A donde quiera que uno mire está
él, viéndote y no precisamente con ternura o con expresión conciliadora. No. Me
gustaría ver las paredes, abandonadas o no, pero las paredes, sus colores y los
grafitis de los chamos que andan en esa onda (unos aceptables y otros
deplorables en términos estéticos); o una frase de amor aunque tenga errores
ortográficos. Uno se siente perseguido por un espectro del más allá o como el
Big Brother de Orwell que a donde menos te lo esperas aparece, o como aquel
perrito, Drupi, con capacidad de apariciones interplanetarias. Insisto, lo que
realmente quiero reclamar, mejor dicho, exigir o implorar para mi ciudad, es la
limpieza de sus calles, avenidas y fachadas; limpiar este impresionante ataque
de acné que tiene Caracas con tanta propaganda política. Y esto es de bando y
bando, del oficial y el opositor, no es excluyente, los involucra e implica a
todos: a los amarillitos que tiene tomados cada poste de luz y a los rojitos
que se apoderaron de cuanta edificación existe. Que la gente use sus franelas con
los ojos, que peguen sus calcomanías en sus carros, están en su legítimo
derecho. Pero una cosa es la decisión individual de transformarse en una valla
publicitaria andante, y otra muy distinta, a que los lugares comunes a todos,
los espacios públicos, sean tomados a discreción para venderte una u otra
tendencia. Más de uno dirá, “es que
estamos en campaña” a lo que respondería, “tenemos quince años en campaña” y la
propaganda política no desaparece, se queda ahí insistente como si fueran luces
estroboscópicas empecinadas en alelarte.
Esto no es nuevo, antiguos
presidentes ya en su último año de gobierno aún tenían afiches por doquier
ofreciendo sus bondades y promesas electorales. Es así. ¿Cuesta mucho limpiar?

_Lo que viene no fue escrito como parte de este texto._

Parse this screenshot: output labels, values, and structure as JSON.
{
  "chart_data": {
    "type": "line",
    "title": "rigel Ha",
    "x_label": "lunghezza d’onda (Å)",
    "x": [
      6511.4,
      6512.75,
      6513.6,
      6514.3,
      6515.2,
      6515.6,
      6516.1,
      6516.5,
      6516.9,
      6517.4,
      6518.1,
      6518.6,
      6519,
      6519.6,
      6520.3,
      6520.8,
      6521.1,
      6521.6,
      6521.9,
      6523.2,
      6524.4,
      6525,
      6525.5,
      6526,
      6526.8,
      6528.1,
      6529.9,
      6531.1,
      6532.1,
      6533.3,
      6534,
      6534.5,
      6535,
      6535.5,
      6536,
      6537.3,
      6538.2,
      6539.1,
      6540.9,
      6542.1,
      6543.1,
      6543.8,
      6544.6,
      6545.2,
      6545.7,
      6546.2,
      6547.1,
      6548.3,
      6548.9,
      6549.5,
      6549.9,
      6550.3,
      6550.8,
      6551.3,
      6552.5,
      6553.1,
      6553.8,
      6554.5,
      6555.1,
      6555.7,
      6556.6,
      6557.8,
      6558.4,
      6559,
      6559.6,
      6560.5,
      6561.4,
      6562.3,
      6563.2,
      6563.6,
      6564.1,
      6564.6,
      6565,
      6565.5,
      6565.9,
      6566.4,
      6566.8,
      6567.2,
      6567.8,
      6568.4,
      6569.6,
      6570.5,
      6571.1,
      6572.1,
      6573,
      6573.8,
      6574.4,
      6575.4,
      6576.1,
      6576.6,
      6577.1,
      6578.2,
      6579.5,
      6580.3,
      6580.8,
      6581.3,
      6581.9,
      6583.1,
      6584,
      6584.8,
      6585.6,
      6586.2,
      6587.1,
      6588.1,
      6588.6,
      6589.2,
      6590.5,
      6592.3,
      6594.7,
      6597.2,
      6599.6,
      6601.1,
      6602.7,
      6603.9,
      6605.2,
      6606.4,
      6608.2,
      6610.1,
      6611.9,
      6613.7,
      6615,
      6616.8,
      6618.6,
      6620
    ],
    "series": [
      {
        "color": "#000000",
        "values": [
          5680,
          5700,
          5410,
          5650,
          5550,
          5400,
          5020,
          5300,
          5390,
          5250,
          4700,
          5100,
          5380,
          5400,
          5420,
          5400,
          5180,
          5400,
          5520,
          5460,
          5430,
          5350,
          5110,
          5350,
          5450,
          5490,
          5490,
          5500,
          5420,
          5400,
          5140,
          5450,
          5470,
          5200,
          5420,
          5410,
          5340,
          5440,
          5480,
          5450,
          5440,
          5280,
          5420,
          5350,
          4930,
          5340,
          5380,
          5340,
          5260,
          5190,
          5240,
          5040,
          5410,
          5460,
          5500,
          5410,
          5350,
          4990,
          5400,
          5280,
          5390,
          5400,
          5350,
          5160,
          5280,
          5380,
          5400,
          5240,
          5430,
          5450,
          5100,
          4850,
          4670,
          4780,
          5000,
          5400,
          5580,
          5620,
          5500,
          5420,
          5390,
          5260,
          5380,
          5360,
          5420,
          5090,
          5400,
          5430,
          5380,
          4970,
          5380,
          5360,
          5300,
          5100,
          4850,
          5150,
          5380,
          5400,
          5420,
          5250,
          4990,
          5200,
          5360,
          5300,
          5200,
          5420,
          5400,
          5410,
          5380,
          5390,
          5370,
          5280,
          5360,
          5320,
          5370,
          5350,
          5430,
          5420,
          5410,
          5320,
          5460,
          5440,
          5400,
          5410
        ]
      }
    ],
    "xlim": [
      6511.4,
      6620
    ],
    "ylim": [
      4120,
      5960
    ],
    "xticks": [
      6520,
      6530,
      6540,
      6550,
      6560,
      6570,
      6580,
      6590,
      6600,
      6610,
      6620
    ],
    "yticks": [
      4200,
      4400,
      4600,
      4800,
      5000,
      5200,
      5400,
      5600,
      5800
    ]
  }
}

Uno va a otros países de Latinoamérica (habrá sus excepciones, obviamente) y no
ve ni un sólo afiche del gobernante en pleno ejercicio ni de sus oponentes. Ves
las respectivas banderas en donde obviamente tienen que estar, pero no aquel
afán publicitario por eternizarse pegado a una pared. Por favor limpiemos la
ciudad. Se me ocurre que es más importante esto que cambiar el himno de Caracas
o de darle asilo a Snowden. El cuentico aquel de que somos la “sucursal del
cielo”, con el cual me soplo la nariz —por no ponerme escatológico—, se quedó
corto, porque ahora somos “Ciudad santuario”.
P.D.
Los invito a ver este video de
los maestros Les luthiers
2 comentarios:
muy cierto, sin embargo la vi mucho más limpia que en otros tiempos, lo que más me impresionó de tu ciudad santuario fue la colección de motoandantes, me atrevo a decir que hay más motos que carros.